Wenn wir uns selbst überlassen sind, dann hätten wir nichts als Unruhe, getrieben von der Erkenntnis, dass da mehr ist, als was wir kennen und lieben. Aber Gott überlässt uns nicht uns selbst.  Nach Psalm 23,2 führt er uns in grüne Täler, damit wir uns ausruhen können. Er führt uns zum frischen Wasser. Das hier verwendete Verb enthält die Bedeutung des sanften Zuredens – ein Hirte, der geduldig und ständig seine Schafe ermutigt, an den Ort zu gehen, wo ihr Hunger und Durst gestillt werden.

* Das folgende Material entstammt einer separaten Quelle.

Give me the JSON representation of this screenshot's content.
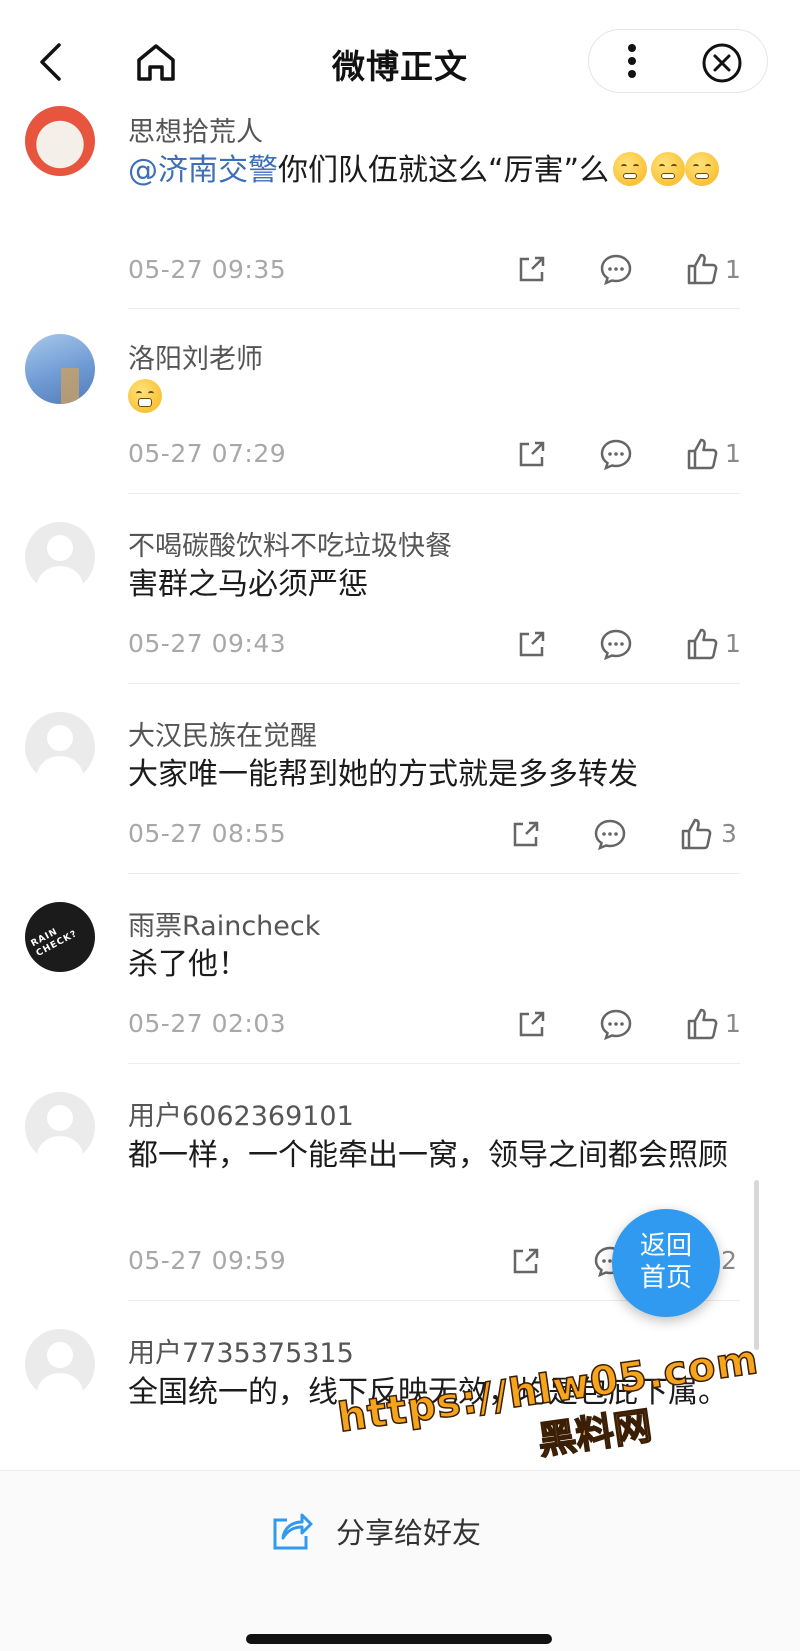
{
  "header": {
    "title": "微博正文",
    "back_icon": "chevron-left-icon",
    "home_icon": "home-icon",
    "more_icon": "more-vertical-icon",
    "close_icon": "close-circle-icon"
  },
  "comments": [
    {
      "username": "思想拾荒人",
      "mention": "@济南交警",
      "text": "你们队伍就这么“厉害”么",
      "emojis": [
        "shush-emoji",
        "shush-emoji",
        "shush-emoji"
      ],
      "time": "05-27 09:35",
      "likes": "1"
    },
    {
      "username": "洛阳刘老师",
      "text": "",
      "emojis": [
        "grin-emoji"
      ],
      "time": "05-27 07:29",
      "likes": "1"
    },
    {
      "username": "不喝碳酸饮料不吃垃圾快餐",
      "text": "害群之马必须严惩",
      "time": "05-27 09:43",
      "likes": "1"
    },
    {
      "username": "大汉民族在觉醒",
      "text": "大家唯一能帮到她的方式就是多多转发",
      "time": "05-27 08:55",
      "likes": "3"
    },
    {
      "username": "雨票Raincheck",
      "avatar_text": "RAIN CHECK?",
      "text": "杀了他！",
      "time": "05-27 02:03",
      "likes": "1"
    },
    {
      "username": "用户6062369101",
      "text": "都一样，一个能牵出一窝，领导之间都会照顾",
      "time": "05-27 09:59",
      "likes": "2"
    },
    {
      "username": "用户7735375315",
      "text": "全国统一的，线下反映无效，均是包庇下属。"
    }
  ],
  "float_button": {
    "line1": "返回",
    "line2": "首页"
  },
  "bottom_bar": {
    "share_label": "分享给好友",
    "share_icon": "share-icon"
  },
  "watermark": {
    "url": "https://hlw05.com",
    "name": "黑料网"
  },
  "colors": {
    "accent": "#2f9af0",
    "mention": "#3d6fb6",
    "watermark": "#f5a41b"
  }
}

Zu Davids Zeiten waren „grüne Täler“ Oasen in der Wüste. Dorthin führte der Hirte die durstigen Herden.  Auf sich alleine gestellt, würden die Schafe in die Wüste hinauswandern und sterben. Erfahrene Hirten aber kannten die Umgebung und führten die Herden zu bekannten Weiden und Bächen, wo sie Futter fanden, sie hinlegen und ausruhen konnten.

Das Bild, das hier verwendet wird, ist nicht, dass Schafe grasen oder trinken, sondern sich ausruhen und ausstrecken. Das Verb „führen“ legt nahe, dass die Geschwindigkeit langsam und entspannt ist. Die Szene ist eine der Stille, des Friedens, der Zufriedenheit und der Ruhe. Üblicherweise ließen Hirten ihre Herden morgens auf magerem Weideland grasen und führten sie im Laufe des Vormittags zu besseren Weideflächen und brachten sie zur Mittagszeit schließlich zu einer kühlen, schattigen Oase.

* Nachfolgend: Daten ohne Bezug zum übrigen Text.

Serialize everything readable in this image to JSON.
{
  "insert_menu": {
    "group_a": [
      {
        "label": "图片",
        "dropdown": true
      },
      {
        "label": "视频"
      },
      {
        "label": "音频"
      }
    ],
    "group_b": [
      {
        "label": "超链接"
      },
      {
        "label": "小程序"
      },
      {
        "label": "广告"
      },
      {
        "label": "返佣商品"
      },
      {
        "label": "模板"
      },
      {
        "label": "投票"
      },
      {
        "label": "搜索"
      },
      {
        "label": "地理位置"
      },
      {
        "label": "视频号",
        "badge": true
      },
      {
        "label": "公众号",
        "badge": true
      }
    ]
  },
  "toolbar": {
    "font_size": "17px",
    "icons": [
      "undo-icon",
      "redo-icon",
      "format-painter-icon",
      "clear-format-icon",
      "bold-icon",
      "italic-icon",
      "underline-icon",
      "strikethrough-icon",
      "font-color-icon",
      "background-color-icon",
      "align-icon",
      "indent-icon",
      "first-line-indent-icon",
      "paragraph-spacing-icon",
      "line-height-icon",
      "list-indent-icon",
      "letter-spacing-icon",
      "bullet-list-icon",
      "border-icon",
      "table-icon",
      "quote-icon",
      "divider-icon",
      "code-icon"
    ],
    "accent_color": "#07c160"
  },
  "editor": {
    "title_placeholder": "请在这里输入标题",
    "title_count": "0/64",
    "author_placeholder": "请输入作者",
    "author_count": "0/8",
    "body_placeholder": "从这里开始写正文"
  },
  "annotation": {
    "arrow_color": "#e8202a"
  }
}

Das Bild vom frischen Wasser betont das Konzept der Ruhe – der Zustand, in dem all unsere Bedürfnisse gestillt sind. Augustinus, der frühe christliche Theologe und Philosoph rief aus: „Was bringt mich dazu, meine Ruhe bei dir zu suchen … damit ich meine Unruhe vergessen kann, mich an dir festhalte, dem einen guten Ding in meinem Leben?“ Alles beginnt mit Gott. „Er lässt mich in grünen Tälern ausruhen, er führt mich zum frischen Wasser“ (Psalm 23,2). Der Gute Hirte „ruft seine Schafe, die ihm gehören, beim Namen und führt sie hinaus. Wenn er seine Herde versammelt hat, geht er vor ihnen her, und die Schafe folgen ihm, weil sie seine Stimme kennen“ (Johannes 10,3-4).

Gott macht den ersten Schritt. Er ergreift die Initiative und ruft uns und führt uns an einen Ort der Ruhe. Nicht, weil wir Gott suchen. Wir wurden für Gott erschaffen und ohne seine Liebe spüren wir den Schmerz der Einsamkeit und Leere. Er ruft aus der Weite des Weltalls in unsere Tiefen. David beschreibt dies wie folgt: „Mein Herz spricht dir nach: ‚Sucht meine Nähe!‘ Ich suche deine Nähe, Jahwe“ (Psalm 27,8 NeÜ). Gott sprach zu den Tiefen von Davids Herzen und flüsterte ihm seinen Herzenswunsch zu: „Suche meine Nähe.“ Und David antwortete: „Ich suche deine Nähe, Jahwe.“

Und genauso ist es: Gott ruft uns – bittet uns, ihn zu suchen – und unsere Herzen sehnen sich nach ihm. Was sind diese grünen Täler und die frischen Bäche, zu denen Gott uns führt? Und wo sind sie? Was steckt wirklich hinter diesen Metaphern? Gott selbst ist unser grünes Tal (Jeremia 50,7) und unsere Quelle des frischen Wassers. Er ist unsere wahre Nahrung, unser lebendiges Wasser. Wenn wir ihn nicht in uns aufnehmen, werden wir verhungern.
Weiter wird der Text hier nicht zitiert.